On the other hand, some of the books I've reviewed are by authors I've been friends with for years. I became friends with them because I liked their work. This doesn't stop me from writing fair, balanced reviews, but it could get them removed from Amazon.
The truth is, the Amazon customer review system is as corrupt as it can possibly be, and these belated attempts to fix that problem are a joke. I get free review copies from publishers and authors. I started mentioning this in my reviews, when they started removing reviews that weren't from a "verified purchaser". Will the ones sent to me by the author, thus suggesting that I "know" them, now be deleted?
Quite honestly, the day Amazon remove one of my reviews from their website on that basis, is the day I'll stop bothering to crosspost them on there.
I think is again another display of good intentions, bad execution on the part of Amazon. I buy and read books from fellow indie authors I "know" through social media all the time.
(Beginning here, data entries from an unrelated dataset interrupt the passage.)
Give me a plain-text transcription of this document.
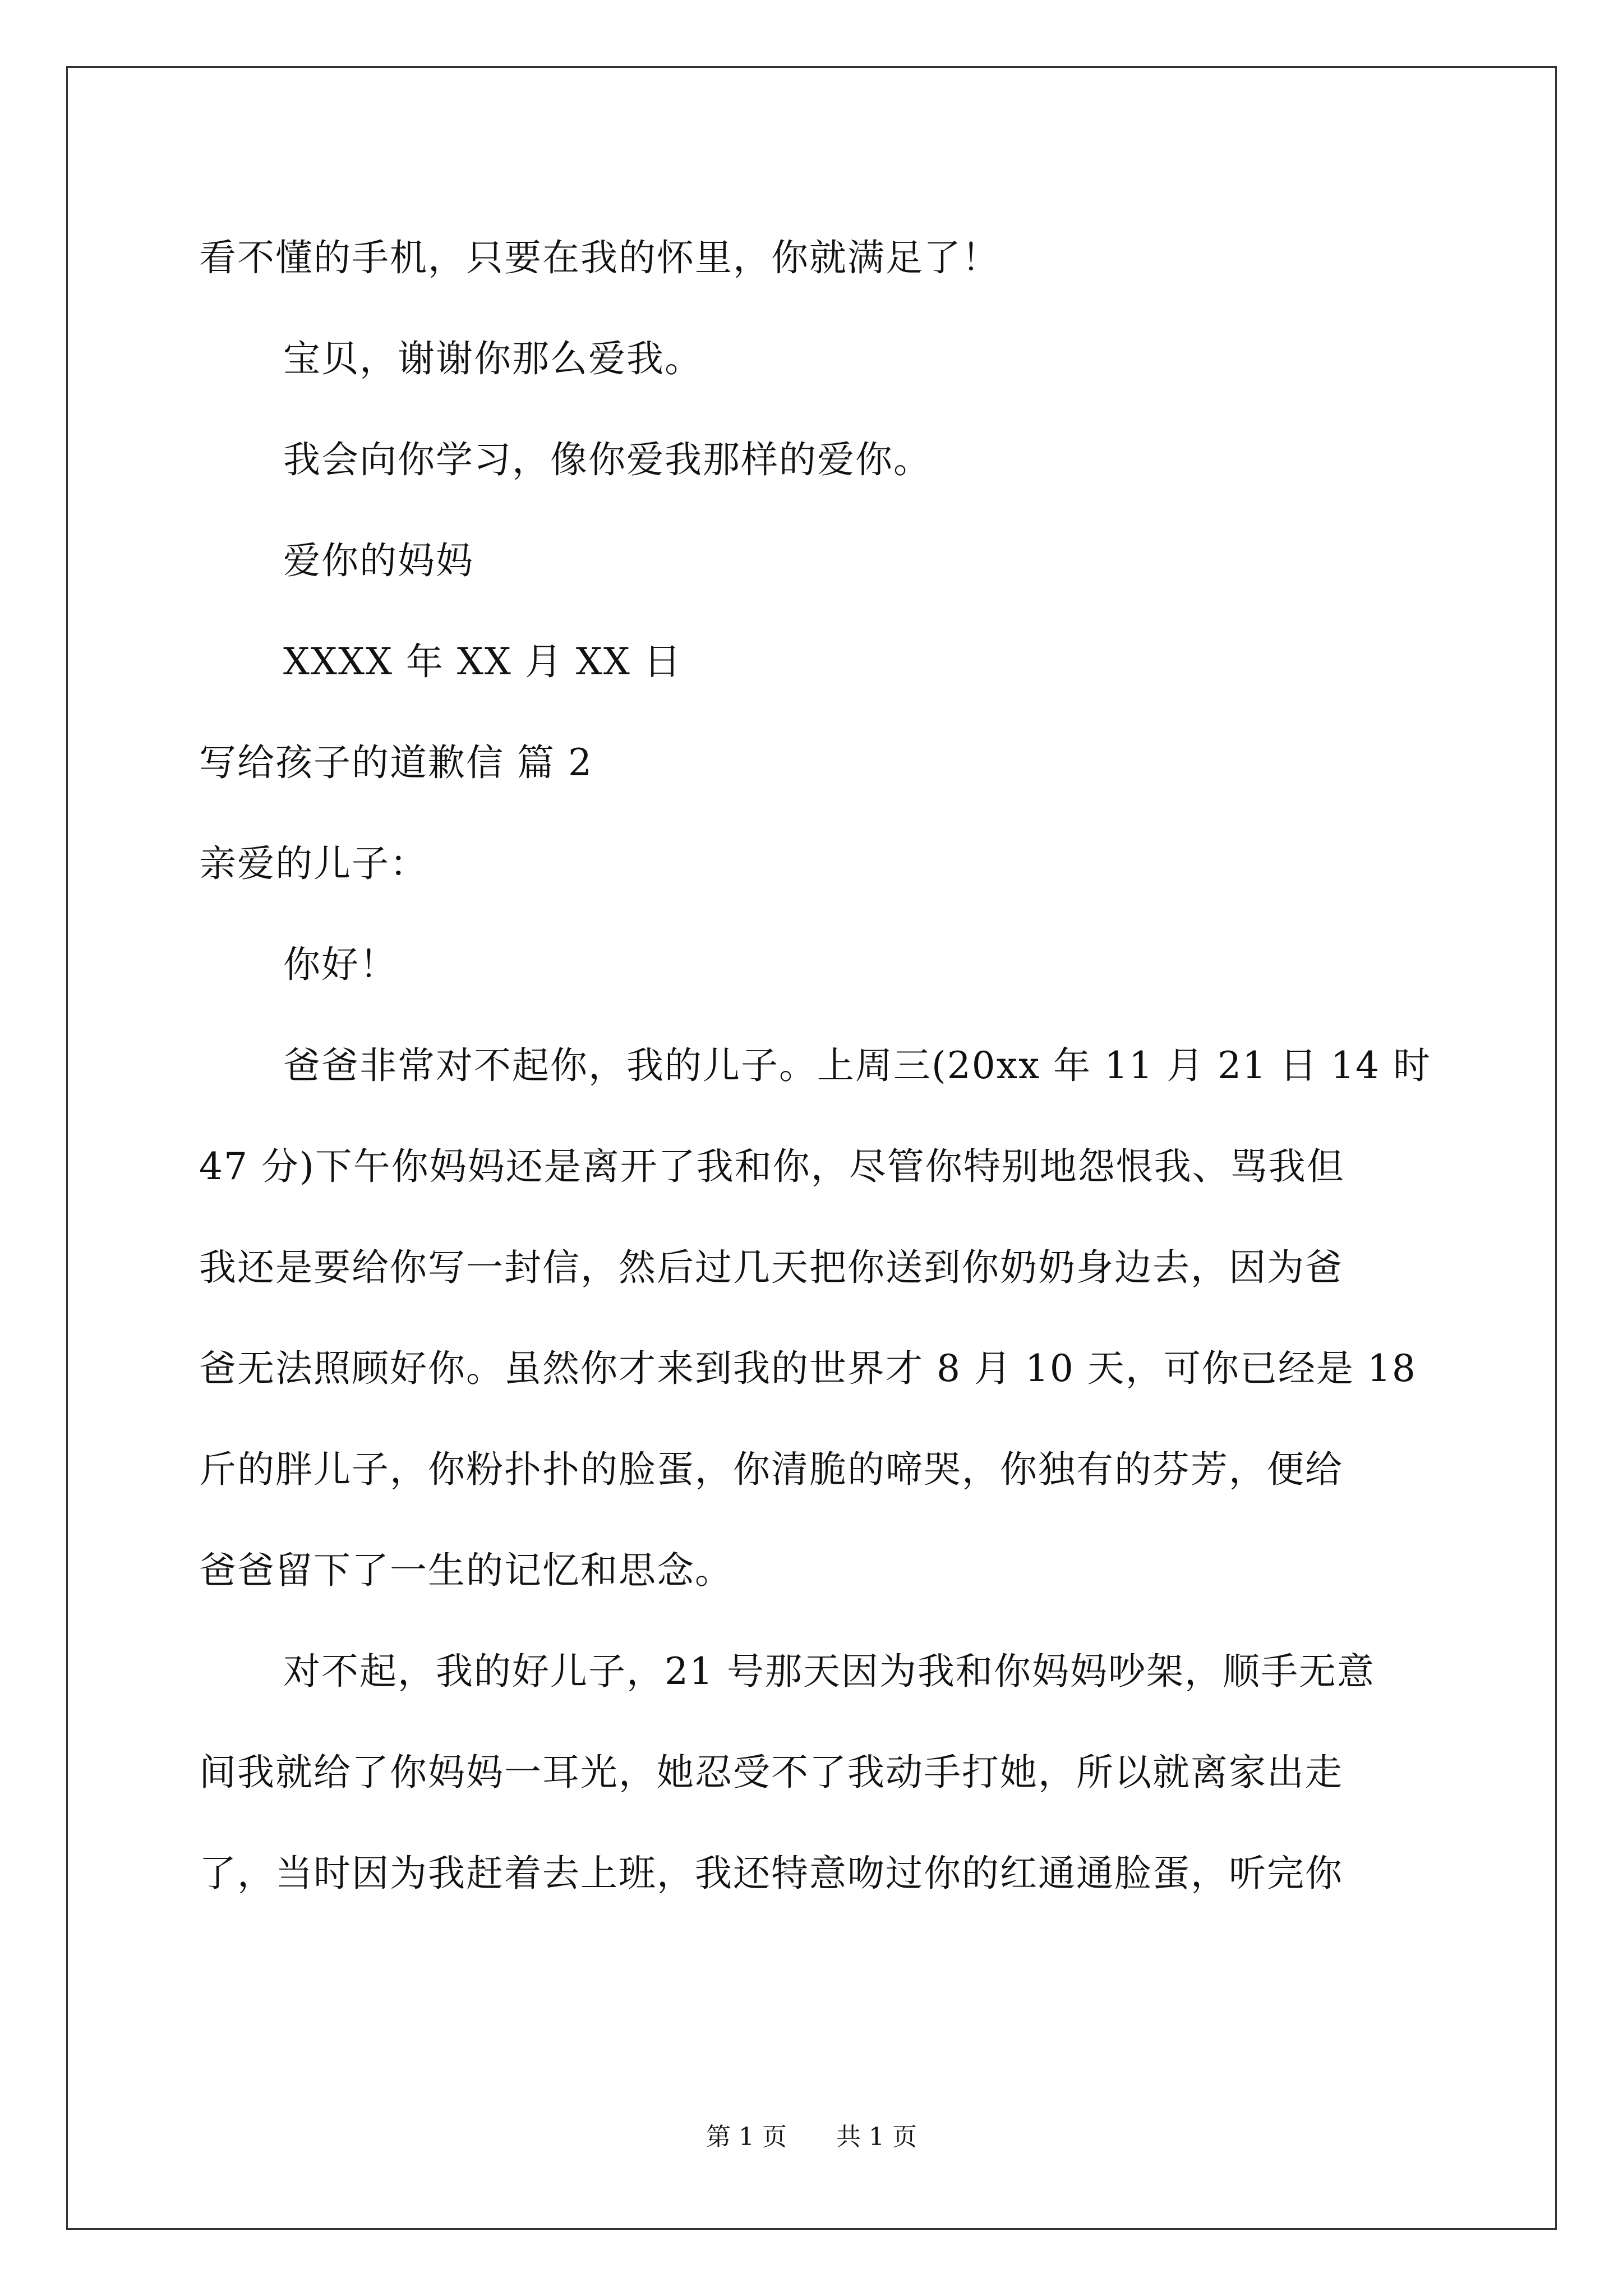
看不懂的手机，只要在我的怀里，你就满足了！
宝贝，谢谢你那么爱我。
我会向你学习，像你爱我那样的爱你。
爱你的妈妈
XXXX 年 XX 月 XX 日
写给孩子的道歉信 篇 2
亲爱的儿子：
你好！
爸爸非常对不起你，我的儿子。上周三(20xx 年 11 月 21 日 14 时
47 分)下午你妈妈还是离开了我和你，尽管你特别地怨恨我、骂我但
我还是要给你写一封信，然后过几天把你送到你奶奶身边去，因为爸
爸无法照顾好你。虽然你才来到我的世界才 8 月 10 天，可你已经是 18
斤的胖儿子，你粉扑扑的脸蛋，你清脆的啼哭，你独有的芬芳，便给
爸爸留下了一生的记忆和思念。
对不起，我的好儿子，21 号那天因为我和你妈妈吵架，顺手无意
间我就给了你妈妈一耳光，她忍受不了我动手打她，所以就离家出走
了，当时因为我赶着去上班，我还特意吻过你的红通通脸蛋，听完你
第 1 页 共 1 页
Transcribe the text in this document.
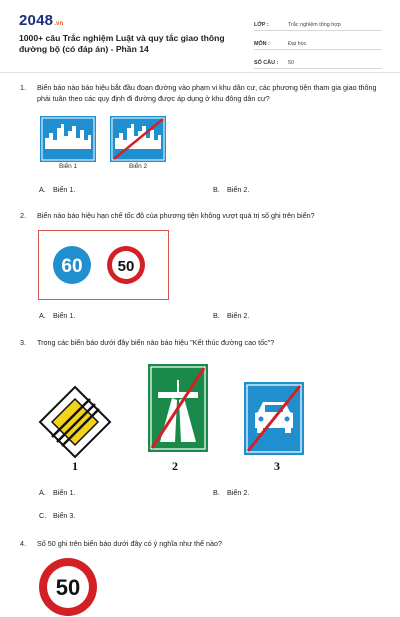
2048.vn
1000+ câu Trắc nghiệm Luật và quy tắc giao thông đường bộ (có đáp án) - Phần 14
LỚP :	Trắc nghiệm tổng hợp
MÔN :	Đại học
SỐ CÂU :	50
1. Biển báo nào báo hiệu bắt đầu đoạn đường vào phạm vi khu dân cư, các phương tiện tham gia giao thông phải tuân theo các quy định đi đường được áp dụng ở khu đông dân cư?
Biển 1	Biển 2
A. Biển 1.	B. Biển 2.
2. Biển nào báo hiệu hạn chế tốc độ của phương tiện không vượt quá trị số ghi trên biển?
60 50
A. Biển 1.	B. Biển 2.
3. Trong các biển báo dưới đây biển nào báo hiệu "Kết thúc đường cao tốc"?
1	2	3
A. Biển 1.	B. Biển 2.
C. Biển 3.
4. Số 50 ghi trên biển báo dưới đây có ý nghĩa như thế nào?
50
When I do review a book, I never give a dishonest review. The fact I now have to wonder if I will be arbitrarily judged for social networking is disturbing and insulting.
The policy stinks and cannot be fairly enforced. If a person knows the author, that means little until the nature of the relationship is ascertained and Amazon does not do that. It simply blocks the review. As a result, I'm no longer very favorable to Amazon. They are displaying the ugly side of monopolies.
I live in Australia. There's a small population and a small number of writers. I can go to a publisher party or a YA fiction conference and know nearly everyone there. What would I do if I had to rely on Amazon for my reviews? I AM a member of Goodreads, now owned by Amazon, which so far hasn't extended this policy to Goodreads, but you never know when they might. Just as well I have my own blog! Mind you, I met a lot of these people AFTER I had read and loved their books, usually emailing to ask for a guest post or an interview.
That's a good point about disclosure. I've posted reviews for authors I know, and I always mention the relationship up front. I think, though, that many people don't bother to disclose, and that's where some of the concern arises.
I do wish Amazon would be more transparent about the criteria it uses. But secrecy from Amazon shouldn't surprise anyone.
I don't post reviews myself, but I find it ironic that Amazon actively solicits them. Every time I buy a book, I get an email from Amazon asking me to rate it and post a review. Including my own book, which is presumably against Amazon's policy! (It does go to show that for all the Big Brother fears, Amazon's system has flaws.)
I also can't buy into this:
"If Amazon determines that you and the author of the book you’re reviewing do know each other, honestly, it should be keeping you from reviewing their book."
The first problem is: What constitutes "knowing" another author, in this very small business world? Sitting on the same panels? Having the same agent? Reading each other's blogs? We have no idea how close the relationship has to be before Amazon considers it problematic.
I don't think any relationship with the author should preclude a review if the relationship is disclosed in the review. If I see a review posted by the author's father that freely admits it's the author's father, I can choose how much weight to give that review. I'd rather see full-disclosure reviews than have Amazon use secret rules to decide which reviews to yank.